You got any advices how to strengthen it?
Thanks.


----------



## punisher73 (Oct 11, 2009)

Start training grip strength.


Fingertip push ups
Get a tennis ball and squeeze it all throughout the day
Go to www.ironmind.com and invest in some "captains of crush" grippers.  they also have articles on how to train grip, but those are some good suggestions.


----------



## alphacat (Oct 11, 2009)

Thanks,
I took a ball, and started squeezing it with my palms, and man, after less than 1 minute, my palms feel so weak.

They feel like your body feels when you havent eaten for a day.

I just cant get it, how come they are soooo weak, that sucks.

--
.... 1 minute later.

Ok, i kept doing it, and now i'm barely able to type on the keyboard.
Is it normal?


----------



## shihansmurf (Oct 13, 2009)

Break up with the girlfriend.....



I gotta second the tennis ball. I use that method for grip training. I also throw a weight up and catch it without letting it drop below my chest.

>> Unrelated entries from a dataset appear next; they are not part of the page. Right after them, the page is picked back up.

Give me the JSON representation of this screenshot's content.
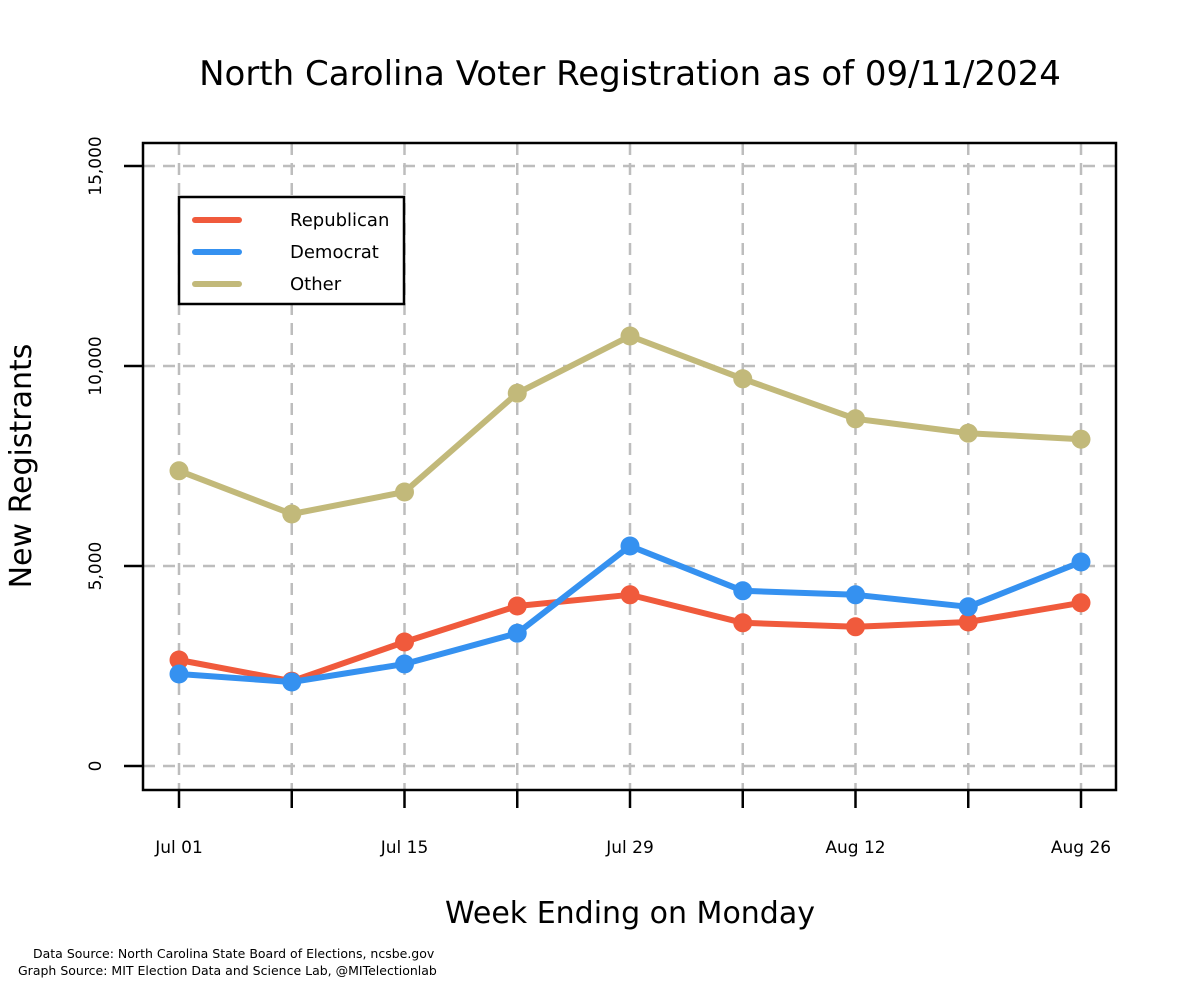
{
  "chart_data": {
    "type": "line",
    "title": "North Carolina Voter Registration as of 09/11/2024",
    "xlabel": "Week Ending on Monday",
    "ylabel": "New Registrants",
    "x": [
      "Jul 01",
      "Jul 08",
      "Jul 15",
      "Jul 22",
      "Jul 29",
      "Aug 05",
      "Aug 12",
      "Aug 19",
      "Aug 26"
    ],
    "x_tick_labels": [
      "Jul 01",
      "Jul 15",
      "Jul 29",
      "Aug 12",
      "Aug 26"
    ],
    "y_tick_labels": [
      "0",
      "5,000",
      "10,000",
      "15,000"
    ],
    "y_ticks": [
      0,
      5000,
      10000,
      15000
    ],
    "ylim": [
      -600,
      15600
    ],
    "grid": true,
    "legend_position": "top-left",
    "series": [
      {
        "name": "Republican",
        "color": "#f05a3c",
        "values": [
          2650,
          2120,
          3100,
          4000,
          4280,
          3580,
          3480,
          3600,
          4080
        ]
      },
      {
        "name": "Democrat",
        "color": "#3591f0",
        "values": [
          2300,
          2100,
          2550,
          3320,
          5500,
          4380,
          4280,
          3980,
          5100
        ]
      },
      {
        "name": "Other",
        "color": "#c2b97a",
        "values": [
          7380,
          6300,
          6850,
          9320,
          10750,
          9680,
          8680,
          8320,
          8170
        ]
      }
    ]
  },
  "sources": {
    "data": "Data Source: North Carolina State Board of Elections, ncsbe.gov",
    "graph": "Graph Source: MIT Election Data and Science Lab, @MITelectionlab"
  }
}
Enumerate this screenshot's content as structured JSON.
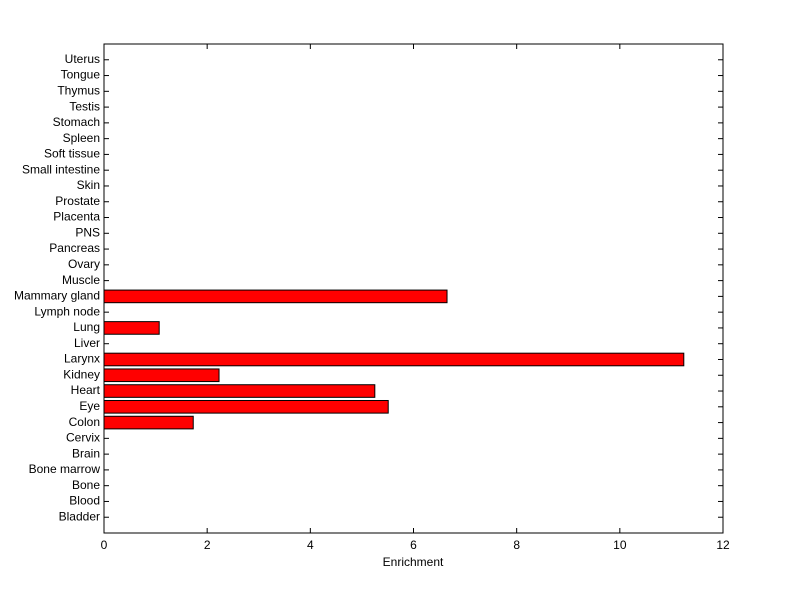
{
  "chart_data": {
    "type": "barh",
    "xlabel": "Enrichment",
    "categories": [
      "Bladder",
      "Blood",
      "Bone",
      "Bone marrow",
      "Brain",
      "Cervix",
      "Colon",
      "Eye",
      "Heart",
      "Kidney",
      "Larynx",
      "Liver",
      "Lung",
      "Lymph node",
      "Mammary gland",
      "Muscle",
      "Ovary",
      "Pancreas",
      "PNS",
      "Placenta",
      "Prostate",
      "Skin",
      "Small intestine",
      "Soft tissue",
      "Spleen",
      "Stomach",
      "Testis",
      "Thymus",
      "Tongue",
      "Uterus"
    ],
    "values": [
      0,
      0,
      0,
      0,
      0,
      0,
      1.73,
      5.51,
      5.25,
      2.23,
      11.24,
      0,
      1.07,
      0,
      6.65,
      0,
      0,
      0,
      0,
      0,
      0,
      0,
      0,
      0,
      0,
      0,
      0,
      0,
      0,
      0
    ],
    "color": "#ff0000",
    "xlim": [
      0,
      12
    ],
    "xticks": [
      0,
      2,
      4,
      6,
      8,
      10,
      12
    ]
  }
}
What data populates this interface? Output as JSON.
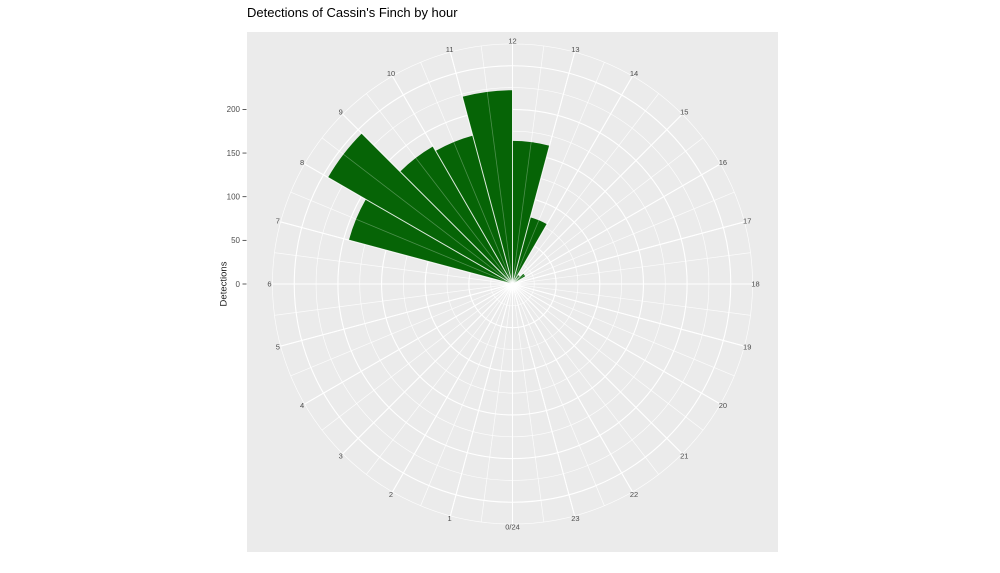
{
  "header": {
    "title": "Detections of Cassin's Finch by hour"
  },
  "chart_data": {
    "type": "bar",
    "subtype": "polar-rose-histogram",
    "title": "Detections of Cassin's Finch by hour",
    "xlabel": "",
    "ylabel": "Detections",
    "orientation": "hour 0 at bottom, hours increase clockwise, 12 at top",
    "bin_width_hours": 1,
    "categories": [
      0,
      1,
      2,
      3,
      4,
      5,
      6,
      7,
      8,
      9,
      10,
      11,
      12,
      13,
      14,
      15,
      16,
      17,
      18,
      19,
      20,
      21,
      22,
      23
    ],
    "values": [
      0,
      0,
      0,
      0,
      0,
      0,
      0,
      194,
      244,
      182,
      176,
      222,
      164,
      79,
      12,
      17,
      0,
      0,
      0,
      0,
      0,
      0,
      0,
      0
    ],
    "hour_labels": [
      "0/24",
      "1",
      "2",
      "3",
      "4",
      "5",
      "6",
      "7",
      "8",
      "9",
      "10",
      "11",
      "12",
      "13",
      "14",
      "15",
      "16",
      "17",
      "18",
      "19",
      "20",
      "21",
      "22",
      "23"
    ],
    "radial_ticks": [
      0,
      50,
      100,
      150,
      200
    ],
    "rlim": [
      0,
      275
    ],
    "grid": {
      "major_step": 50,
      "minor_step": 25,
      "color": "#FFFFFF",
      "panel_bg": "#EBEBEB"
    },
    "bar_color": "#066406",
    "axis_text_color": "#4D4D4D",
    "tick_mark_color": "#333333",
    "legend": "none"
  }
}
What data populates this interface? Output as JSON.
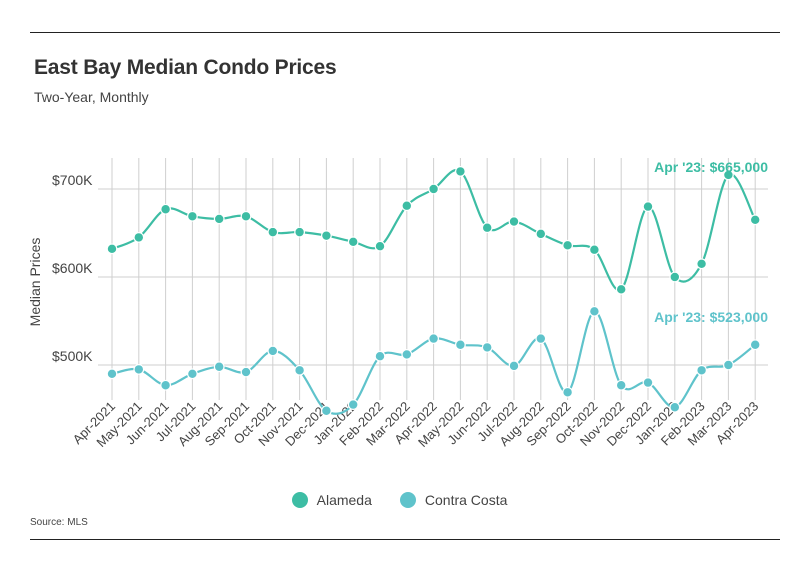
{
  "title": "East Bay Median Condo Prices",
  "subtitle": "Two-Year, Monthly",
  "source": "Source: MLS",
  "chart_data": {
    "type": "line",
    "title": "East Bay Median Condo Prices",
    "subtitle": "Two-Year, Monthly",
    "xlabel": "",
    "ylabel": "Median Prices",
    "ylim": [
      400000,
      760000
    ],
    "yticks": [
      {
        "value": 500000,
        "label": "$500K"
      },
      {
        "value": 600000,
        "label": "$600K"
      },
      {
        "value": 700000,
        "label": "$700K"
      }
    ],
    "grid": "on",
    "legend_placement": "bottom-center",
    "categories": [
      "Apr-2021",
      "May-2021",
      "Jun-2021",
      "Jul-2021",
      "Aug-2021",
      "Sep-2021",
      "Oct-2021",
      "Nov-2021",
      "Dec-2021",
      "Jan-2022",
      "Feb-2022",
      "Mar-2022",
      "Apr-2022",
      "May-2022",
      "Jun-2022",
      "Jul-2022",
      "Aug-2022",
      "Sep-2022",
      "Oct-2022",
      "Nov-2022",
      "Dec-2022",
      "Jan-2023",
      "Feb-2023",
      "Mar-2023",
      "Apr-2023"
    ],
    "series": [
      {
        "name": "Alameda",
        "color": "#3dbda4",
        "values": [
          632000,
          645000,
          677000,
          669000,
          666000,
          669000,
          651000,
          651000,
          647000,
          640000,
          635000,
          681000,
          700000,
          720000,
          656000,
          663000,
          649000,
          636000,
          631000,
          586000,
          680000,
          600000,
          615000,
          716000,
          665000
        ],
        "annotation": "Apr '23: $665,000"
      },
      {
        "name": "Contra Costa",
        "color": "#5fc3cb",
        "values": [
          490000,
          495000,
          477000,
          490000,
          498000,
          492000,
          516000,
          494000,
          448000,
          455000,
          510000,
          512000,
          530000,
          523000,
          520000,
          499000,
          530000,
          469000,
          561000,
          477000,
          480000,
          452000,
          494000,
          500000,
          523000
        ],
        "annotation": "Apr '23: $523,000"
      }
    ]
  }
}
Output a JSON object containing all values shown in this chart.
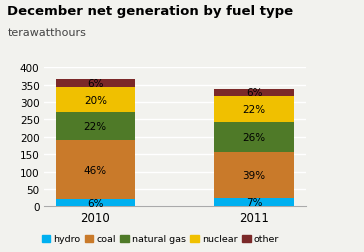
{
  "title": "December net generation by fuel type",
  "subtitle": "terawatthours",
  "years": [
    "2010",
    "2011"
  ],
  "total": [
    365,
    338
  ],
  "segments": {
    "hydro": {
      "pct": [
        6,
        7
      ],
      "color": "#00b0f0"
    },
    "coal": {
      "pct": [
        46,
        39
      ],
      "color": "#c97a2a"
    },
    "natural gas": {
      "pct": [
        22,
        26
      ],
      "color": "#4f7a28"
    },
    "nuclear": {
      "pct": [
        20,
        22
      ],
      "color": "#f0c000"
    },
    "other": {
      "pct": [
        6,
        6
      ],
      "color": "#7b2929"
    }
  },
  "ylim": [
    0,
    400
  ],
  "yticks": [
    0,
    50,
    100,
    150,
    200,
    250,
    300,
    350,
    400
  ],
  "bar_width": 0.5,
  "background_color": "#f2f2ee",
  "legend_order": [
    "hydro",
    "coal",
    "natural gas",
    "nuclear",
    "other"
  ]
}
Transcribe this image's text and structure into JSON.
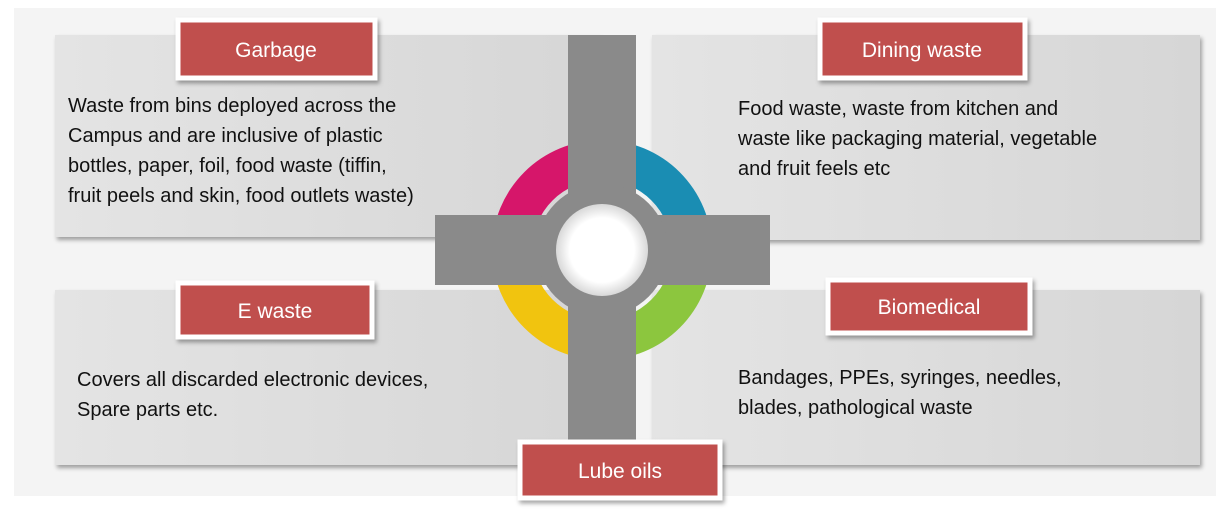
{
  "categories": [
    {
      "label": "Garbage",
      "lines": [
        "Waste from bins deployed across the",
        "Campus and are inclusive of plastic",
        "bottles, paper, foil, food waste (tiffin,",
        "fruit peels and skin, food outlets waste)"
      ]
    },
    {
      "label": "Dining waste",
      "lines": [
        "Food waste, waste from kitchen and",
        "waste like packaging material, vegetable",
        "and fruit feels etc"
      ]
    },
    {
      "label": "E waste",
      "lines": [
        "Covers all discarded electronic devices,",
        "Spare parts etc."
      ]
    },
    {
      "label": "Biomedical",
      "lines": [
        "Bandages, PPEs, syringes, needles,",
        "blades, pathological waste"
      ]
    },
    {
      "label": "Lube oils",
      "lines": []
    }
  ]
}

Kettle bell training is helpful.

Try pullups in general, but use a towel thrown over the bar and gripped like a rope. It works well.

Mark


----------



## David43515 (Oct 14, 2009)

www.functionalhandstrength.com


----------



## Sukerkin (Oct 14, 2009)

Another, less dull, way of improving grip is to take up a sword art . 

I lost most of the muscle of my right forearm in the operation to keep it an integral part of me. I had constant pain for fifteen or twenty years and then I took up Iai. Now my hand strength is more than sufficient to 'hold my own' against the most enthusiatic of 'crushers'  (as long as they are not too vigorous in the shaking part of the manoever as that causes great pain and threatens to unseat the titanium holding my hand to the rest of me!).


----------